Om een vergoeding van de kosten van beroep is niet verzocht. Omdat het primaire besluit wordt herroepen komen de kosten die gemaakt zijn voor het bezwaar voor vergoeding in aanmerking. De kosten in verband met de door een derde beroepsmatig verleende rechtsbijstand zijn op grond van het Besluit proceskosten bestuursrecht (Bbp) vastgesteld op in totaal € 974,- (1 punt voor het indienen van het bezwaarschrift, 1 punt voor het verschijnen bij de hoorzitting, met een waarde per punt van € 487,- en een wegingsfactor 1).

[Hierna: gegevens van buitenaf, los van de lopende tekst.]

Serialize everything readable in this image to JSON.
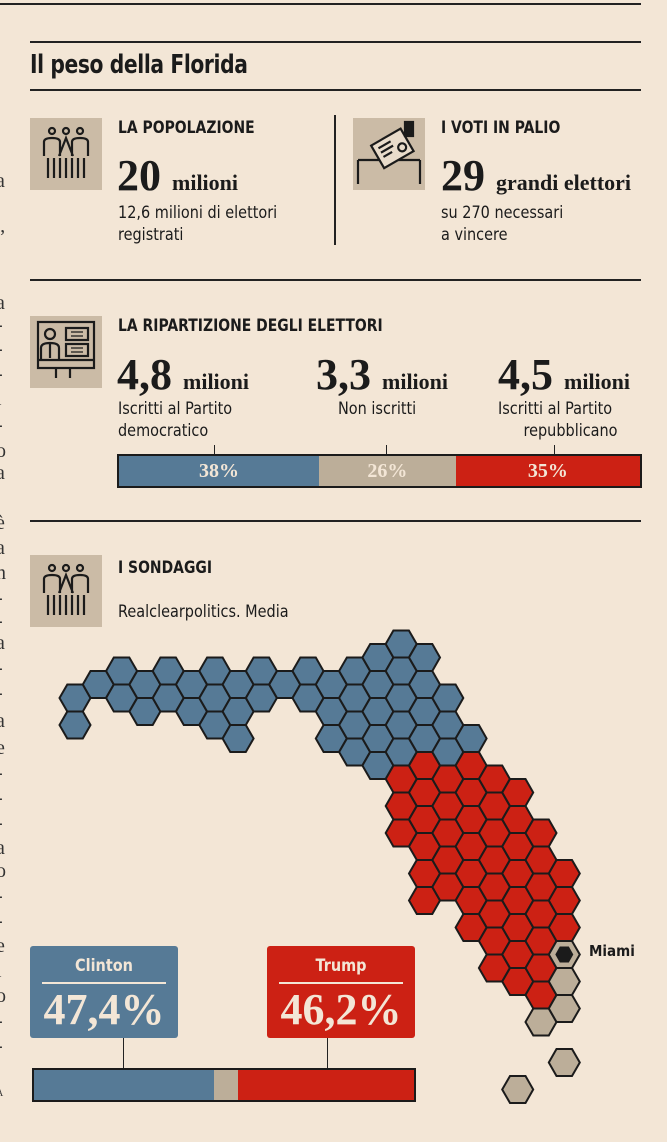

De rechtbank is niet gebleken van andere kosten die op grond van het Bbp voor vergoeding in aanmerking komen.

Beslissing

De rechtbank:
- verklaart het beroep gegrond;
- vernietigt het bestreden besluit;
- verklaart het bezwaar gegrond;
- herroept het primaire besluit;
- bepaalt de boete op € 350,-;
- bepaalt dat deze uitspraak in de plaats treedt van het vernietigde bestreden besluit;
- draagt verweerder op aan eiser het griffierecht van € 45,- te vergoeden;
- veroordeelt verweerder in de proceskosten tot een bedrag van € 974,-.
Deze uitspraak is gedaan door mr. drs. H.M. Braam, voorzitter, mr. L. Koper en mr. N.S.M. Lubbe, leden, in aanwezigheid van F.P. Krijnen, griffier. De beslissing is in het openbaar uitgesproken op 15 juli 2014.

Rechtsmiddel

Tegen deze uitspraak kan binnen zes weken na de dag van verzending daarvan hoger beroep worden ingesteld bij de Centrale Raad van Beroep. Als hoger beroep is ingesteld, kan bij de voorzieningenrechter van de hogerberoepsrechter worden verzocht om het treffen van een voorlopige voorziening.